Written and directed by Paul Weitz (American Dreamz), Being Flynn is an adaptation of Nick Flynn's 2004 memoir Another Bullshit Night in Suck City, which explored the author's pivotal experience working at the Boston homeless shelter where his down-and-out dad Jonathan was a frequent guest. In the movie, Paul Dano and Robert De Niro play hipster-fuckup son and bigoted ex-con prodigal father. De Niro might as well be wearing a mirrored sandwich board in his every scene opposite Dano, as the theatrics of his dissolving mental state are so blatantly a device to force Nick to confront his own demons and fears (his mom's suicide, his escalating addictions, his inability to commit to either women nor career) by looking at himself reflected in his father. This subtext is turned into text in a climactic confrontation scene: "You are me! I made you!" Jonathan yells at Nick.

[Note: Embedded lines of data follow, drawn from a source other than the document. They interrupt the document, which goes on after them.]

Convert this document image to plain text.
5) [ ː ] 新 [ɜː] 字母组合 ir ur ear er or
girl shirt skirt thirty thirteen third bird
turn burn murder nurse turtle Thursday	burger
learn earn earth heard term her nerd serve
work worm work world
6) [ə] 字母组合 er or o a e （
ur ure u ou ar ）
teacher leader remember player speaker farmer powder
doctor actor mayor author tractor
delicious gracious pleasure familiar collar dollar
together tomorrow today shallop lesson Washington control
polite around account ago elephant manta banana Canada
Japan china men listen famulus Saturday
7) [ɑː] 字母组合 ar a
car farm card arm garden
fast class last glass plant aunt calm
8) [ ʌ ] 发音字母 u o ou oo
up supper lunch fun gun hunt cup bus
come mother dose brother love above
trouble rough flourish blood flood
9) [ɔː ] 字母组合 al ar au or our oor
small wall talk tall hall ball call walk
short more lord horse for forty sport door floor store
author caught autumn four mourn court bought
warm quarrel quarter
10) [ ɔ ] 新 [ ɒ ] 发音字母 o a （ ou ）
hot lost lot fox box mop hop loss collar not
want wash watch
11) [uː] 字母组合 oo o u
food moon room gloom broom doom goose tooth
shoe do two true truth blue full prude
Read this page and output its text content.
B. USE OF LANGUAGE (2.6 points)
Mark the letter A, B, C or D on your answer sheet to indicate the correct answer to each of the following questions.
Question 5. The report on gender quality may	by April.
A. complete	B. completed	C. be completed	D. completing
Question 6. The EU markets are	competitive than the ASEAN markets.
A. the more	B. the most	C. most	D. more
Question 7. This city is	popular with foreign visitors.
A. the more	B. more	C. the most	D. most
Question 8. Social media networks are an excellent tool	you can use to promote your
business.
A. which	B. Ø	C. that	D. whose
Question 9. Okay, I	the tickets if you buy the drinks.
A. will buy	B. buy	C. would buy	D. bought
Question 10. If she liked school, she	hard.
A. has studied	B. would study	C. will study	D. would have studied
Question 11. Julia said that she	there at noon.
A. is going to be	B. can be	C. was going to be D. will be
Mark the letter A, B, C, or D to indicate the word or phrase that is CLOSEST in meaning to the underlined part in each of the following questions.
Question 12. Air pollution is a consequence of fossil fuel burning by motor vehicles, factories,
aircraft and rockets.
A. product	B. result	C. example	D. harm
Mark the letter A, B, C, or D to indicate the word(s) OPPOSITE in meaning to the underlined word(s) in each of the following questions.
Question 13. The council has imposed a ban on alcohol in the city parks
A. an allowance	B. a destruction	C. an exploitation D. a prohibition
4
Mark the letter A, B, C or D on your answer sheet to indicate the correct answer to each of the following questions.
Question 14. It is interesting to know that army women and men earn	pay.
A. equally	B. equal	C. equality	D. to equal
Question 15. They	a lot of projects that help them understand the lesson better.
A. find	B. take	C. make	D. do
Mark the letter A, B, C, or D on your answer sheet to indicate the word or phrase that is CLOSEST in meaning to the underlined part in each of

The son's response? "No, I'm not!" Being Flynn is as overedited as your standard contemporary shoot-em-up. What the actors are unable to get across emotionally (which is a lot; Dano and De Niro, both of them all big, actorly tics, often seem like they were filmed in different rooms), Weitz hammers home via near-constant music. A welcome-to-the-shelter montage riding along on a breezy source cue? Uh, sure, OK. A major character's suicide dramatized via what amounts to a Badly Drawn Boy music video? Yikes.
De Niro is in a room of his own.
Opens Fri., March 16 at Harvard Exit. Rated R. 102 minutes.